Foto/Media PSSI
SOLO, HARIANKOTA.COM – Sosok Jacksen F. Tiago dikenal di dunia sepakbola. Mantan pelatih Timnas Indonesia asal Brasil ini mengawali karirnya di Indonesia sejak tahun 1994, tepatnya ketika bergabung dengan Petrokimia Putra.
Berawal dari situlah Jacksen menghabiskan perjalanan hidupnya, baik sebagai pemain maupun pelatih di Indonesia.
Jacksen ingin berbagi perspektif, terutama berkaitan dengan perbedaan kultur sepak bola antara negeri Samba dengan Indonesia. Aspek pertama yang disinggung oleh lelaki berusia 55 tahun itu ialah profesionalisme.
Menurutnya jika sudah terjun di dunia sepak bola, para pemain akan mengerahkan seluruh tenaga dan fokus. Sebab, mereka menganggap bahwa sepak bola merupakan salah satu pintu untuk memperbaiki derajat hidup keluarganya.
“Sementara itu, para pemain Indonesia masih belum bisa sepenuhnya mencurahkan waktu untuk sepak bola,” paparnya saat menjadi narasumber di konferensi pers Pusat Informasi Piala Dunia U-17 2023 di Solo, Rabu (22/11/2023).
Salah satu contohnya ada beberapa pemain yang terikat status dengan instansi lain, baik itu di dunia pemerintahan, militer, hingga pekerjaan sampingan.
“Yang membedakan Brasil dengan Indonesia terutama berkaitan dengan aspek profesionalitas. Kebanyakan pemain Indonesia berpikir bahwa sepak bola itu masih sekedar hiburan, bukan profesi utama,” kata Jacksen.
Menurut dia ini terlihat saat pemain menjalani latihan. Ada sejumlah pemain yang tidak serius berlatih. Mereka hanya ingin bertemu kawan dan kemudian mengobrol lalu berlatih sekadarnya. Namun ada pula yang serius berlatih.
Selain itu, pelatih yang sukses membawa Persipura Jayapura meraih tiga gelar juara Indonesia Super League (ISL) itu berharap, klub-klub di Indonesia bisa mulai fokus membina pemain usia dini sebagai proyek jangka panjang.
“Ada perbedaan yang sangat besar dengan Indonesia, yakni soal profesionalisme. Di sana, pemain muda dianggap sebagai sebuah aset, bukan hanya sekedar seorang atlet. Namun, itu semua membutuhkan dana. Saya lihat, Indonesia masih belum punya visi ke arah sana,” ujarnya.

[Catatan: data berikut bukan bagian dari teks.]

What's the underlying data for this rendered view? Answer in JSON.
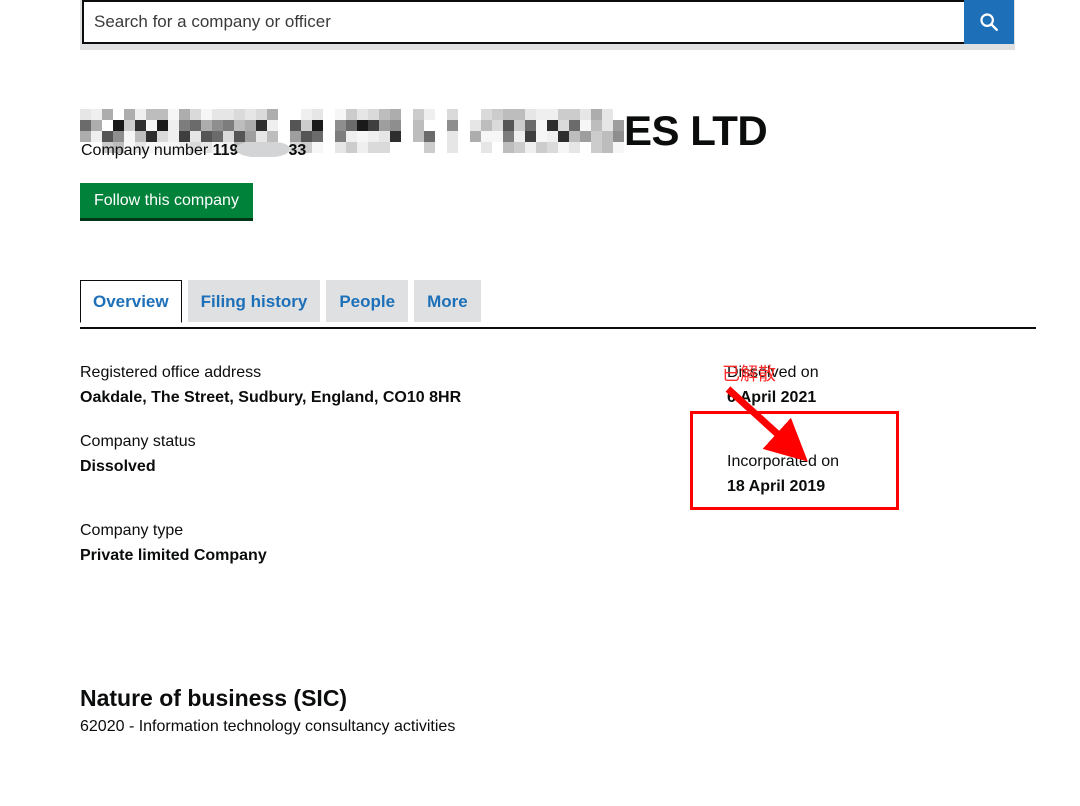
{
  "search": {
    "placeholder": "Search for a company or officer",
    "value": "",
    "button_icon": "search-icon",
    "button_color": "#1d70b8"
  },
  "company": {
    "name_visible_suffix": "ES LTD",
    "name_redacted": true,
    "number_label": "Company number",
    "number_prefix": "119",
    "number_suffix": "33",
    "number_redacted": true,
    "follow_button_label": "Follow this company",
    "follow_button_color": "#00823b"
  },
  "tabs": [
    {
      "label": "Overview",
      "active": true
    },
    {
      "label": "Filing history",
      "active": false
    },
    {
      "label": "People",
      "active": false
    },
    {
      "label": "More",
      "active": false
    }
  ],
  "overview": {
    "left": [
      {
        "label": "Registered office address",
        "value": "Oakdale, The Street, Sudbury, England, CO10 8HR"
      },
      {
        "label": "Company status",
        "value": "Dissolved"
      },
      {
        "label": "Company type",
        "value": "Private limited Company"
      }
    ],
    "right": [
      {
        "label": "Dissolved on",
        "value": "6 April 2021"
      },
      {
        "label": "Incorporated on",
        "value": "18 April 2019"
      }
    ]
  },
  "sic": {
    "heading": "Nature of business (SIC)",
    "items": [
      "62020 - Information technology consultancy activities"
    ]
  },
  "annotation": {
    "text": "已解散",
    "color": "#ff0000",
    "highlight_target": "Dissolved on 6 April 2021"
  }
}
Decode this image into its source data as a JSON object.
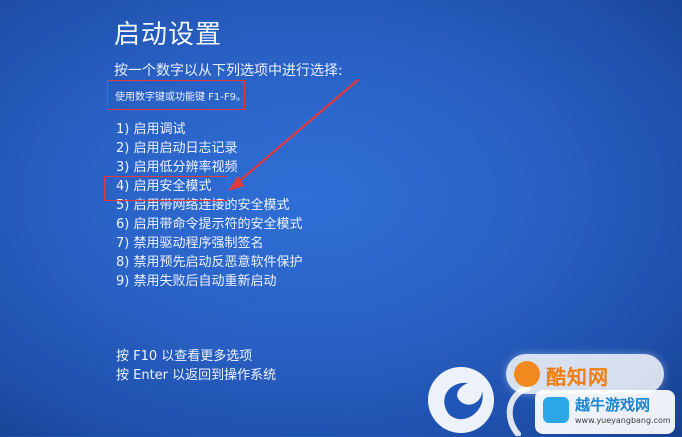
{
  "screen": {
    "title": "启动设置",
    "instruction": "按一个数字以从下列选项中进行选择:",
    "hint": "使用数字键或功能键 F1-F9。"
  },
  "options": [
    {
      "label": "1) 启用调试"
    },
    {
      "label": "2) 启用启动日志记录"
    },
    {
      "label": "3) 启用低分辨率视频"
    },
    {
      "label": "4) 启用安全模式"
    },
    {
      "label": "5) 启用带网络连接的安全模式"
    },
    {
      "label": "6) 启用带命令提示符的安全模式"
    },
    {
      "label": "7) 禁用驱动程序强制签名"
    },
    {
      "label": "8) 禁用预先启动反恶意软件保护"
    },
    {
      "label": "9) 禁用失败后自动重新启动"
    }
  ],
  "footer": {
    "more_options": "按 F10 以查看更多选项",
    "return": "按 Enter 以返回到操作系统"
  },
  "watermark": {
    "brand": "酷知网",
    "site_title": "越牛游戏网",
    "site_url": "www.yueyangbang.com"
  },
  "colors": {
    "background": "#2a62c6",
    "annotation": "#e23a3a",
    "watermark_orange": "#f07d12",
    "watermark_blue": "#1d86d1"
  }
}
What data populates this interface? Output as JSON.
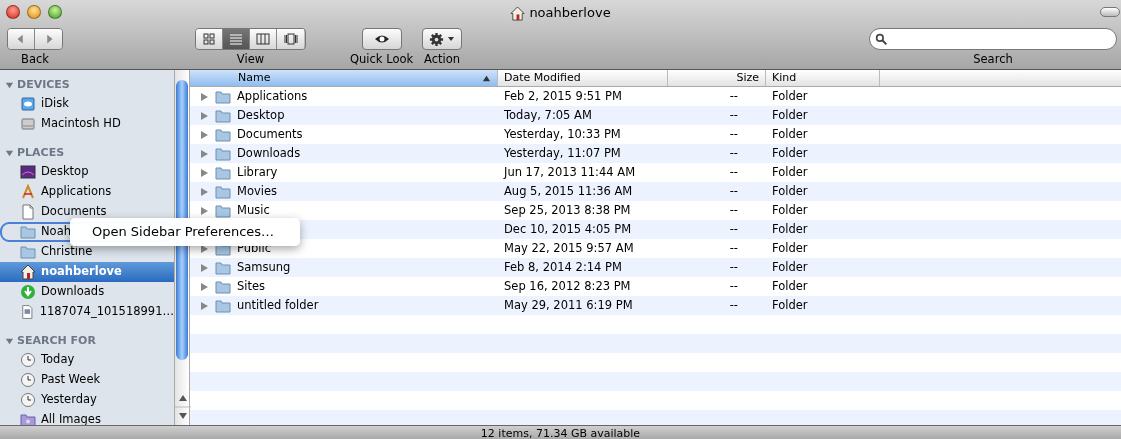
{
  "window": {
    "title": "noahberlove"
  },
  "toolbar": {
    "back": {
      "label": "Back"
    },
    "view": {
      "label": "View",
      "options": [
        {
          "kind": "icons",
          "selected": false
        },
        {
          "kind": "list",
          "selected": true
        },
        {
          "kind": "columns",
          "selected": false
        },
        {
          "kind": "coverflow",
          "selected": false
        }
      ]
    },
    "quick_look": {
      "label": "Quick Look"
    },
    "action": {
      "label": "Action"
    },
    "search": {
      "label": "Search"
    }
  },
  "sidebar": {
    "sections": [
      {
        "title": "DEVICES",
        "items": [
          {
            "label": "iDisk",
            "kind": "idisk",
            "selected": false,
            "outlined": false
          },
          {
            "label": "Macintosh HD",
            "kind": "harddrive",
            "selected": false,
            "outlined": false
          }
        ]
      },
      {
        "title": "PLACES",
        "items": [
          {
            "label": "Desktop",
            "kind": "desktop",
            "selected": false,
            "outlined": false
          },
          {
            "label": "Applications",
            "kind": "apps",
            "selected": false,
            "outlined": false
          },
          {
            "label": "Documents",
            "kind": "document",
            "selected": false,
            "outlined": false
          },
          {
            "label": "Noah",
            "kind": "folder",
            "selected": false,
            "outlined": true
          },
          {
            "label": "Christine",
            "kind": "folder",
            "selected": false,
            "outlined": false
          },
          {
            "label": "noahberlove",
            "kind": "home",
            "selected": true,
            "outlined": false
          },
          {
            "label": "Downloads",
            "kind": "download",
            "selected": false,
            "outlined": false
          },
          {
            "label": "1187074_101518991…",
            "kind": "file",
            "selected": false,
            "outlined": false
          }
        ]
      },
      {
        "title": "SEARCH FOR",
        "items": [
          {
            "label": "Today",
            "kind": "clock",
            "selected": false,
            "outlined": false
          },
          {
            "label": "Past Week",
            "kind": "clock",
            "selected": false,
            "outlined": false
          },
          {
            "label": "Yesterday",
            "kind": "clock",
            "selected": false,
            "outlined": false
          },
          {
            "label": "All Images",
            "kind": "smartfolder",
            "selected": false,
            "outlined": false
          }
        ]
      }
    ]
  },
  "context_menu": {
    "items": [
      "Open Sidebar Preferences…"
    ]
  },
  "table": {
    "columns": [
      {
        "label": "Name",
        "sorted": true
      },
      {
        "label": "Date Modified",
        "sorted": false
      },
      {
        "label": "Size",
        "sorted": false
      },
      {
        "label": "Kind",
        "sorted": false
      }
    ],
    "rows": [
      {
        "name": "Applications",
        "date": "Feb 2, 2015 9:51 PM",
        "size": "--",
        "kind": "Folder"
      },
      {
        "name": "Desktop",
        "date": "Today, 7:05 AM",
        "size": "--",
        "kind": "Folder"
      },
      {
        "name": "Documents",
        "date": "Yesterday, 10:33 PM",
        "size": "--",
        "kind": "Folder"
      },
      {
        "name": "Downloads",
        "date": "Yesterday, 11:07 PM",
        "size": "--",
        "kind": "Folder"
      },
      {
        "name": "Library",
        "date": "Jun 17, 2013 11:44 AM",
        "size": "--",
        "kind": "Folder"
      },
      {
        "name": "Movies",
        "date": "Aug 5, 2015 11:36 AM",
        "size": "--",
        "kind": "Folder"
      },
      {
        "name": "Music",
        "date": "Sep 25, 2013 8:38 PM",
        "size": "--",
        "kind": "Folder"
      },
      {
        "date": "Dec 10, 2015 4:05 PM",
        "size": "--",
        "kind": "Folder"
      },
      {
        "name": "Public",
        "date": "May 22, 2015 9:57 AM",
        "size": "--",
        "kind": "Folder"
      },
      {
        "name": "Samsung",
        "date": "Feb 8, 2014 2:14 PM",
        "size": "--",
        "kind": "Folder"
      },
      {
        "name": "Sites",
        "date": "Sep 16, 2012 8:23 PM",
        "size": "--",
        "kind": "Folder"
      },
      {
        "name": "untitled folder",
        "date": "May 29, 2011 6:19 PM",
        "size": "--",
        "kind": "Folder"
      }
    ]
  },
  "status_bar": {
    "text": "12 items, 71.34 GB available"
  }
}
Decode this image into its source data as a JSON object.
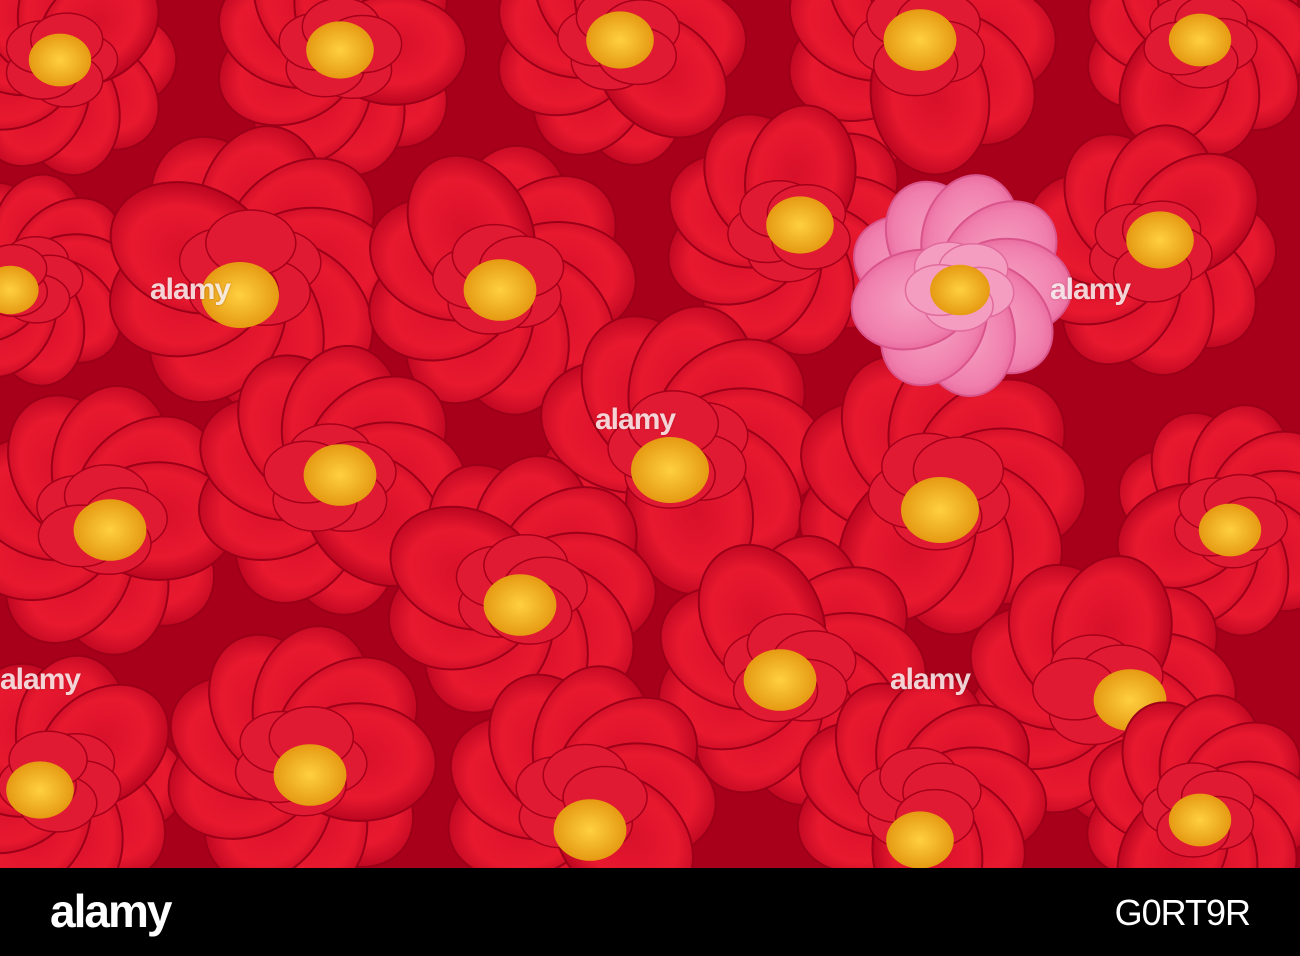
{
  "watermark": {
    "text": "alamy"
  },
  "footer": {
    "logo": "alamy",
    "image_id": "G0RT9R"
  },
  "colors": {
    "background_red": "#c8001e",
    "petal_red": "#e0142c",
    "pink_flower": "#f48cb4",
    "stamen_yellow": "#f2b01e",
    "footer_bg": "#000000"
  }
}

“Jarang sekali ada klub yang benar-benar mengambil pemain di usia 15 tahun dan dijadikan proyek hingga pemain itu berusia 19 tahun dan disiapkan tampil di tim senior. Itu masih jarang ada, hanya ada beberapa klub yang punya ide itu,” tambahnya.
Pelatih yang memulai dan menutup karier sebagai pemain di Petrokimia Gresik ini mendukung apa yang disampaikan eks pelatih yunior timnas Fakhri Husaini. Menurut dia pemain muda sebaiknya bisa bermain di klub-klub di luar negeri.
Hanya mereka sebaiknya selektif dengan memilih bermain di sejumlah negara seperti Brasil, Italia, Inggris, Spanyol, Jerman, Belgia, Prancis dan Portugal. Tak masalah mereka bermain di divisi bawah karena liga di negara-negara tersebut sudah tertata rapi.
“Pemain muda Indonesia bisa belajar, terutama attitude dan kedisiplinan. Tidak hanya belajar sepak bola tetapi sikap. Bagaimana menghormati wasit dan keputusannya, bagaimana menghormati pemain lawan. Mereka yang sudah pernah ke Eropa misalnya tentu akan berbeda saat pulang ke Indonesia,” kata Jacksen.
Jacksen juga menyatakan bila potensi pemain muda Indonesia sangat bagus. Mereka juga mendapat pengalaman yang berharga saat bermain di Piala Dunia U-17.
Bila pembinaan sepak bola makin berkembang dengan menekankan profesionalisme, maka sepak bola Indonesia bakal makin maju.
“Harapan mencapai generasi emas di 2045 tentu bisa tercapai,” pungkasnya.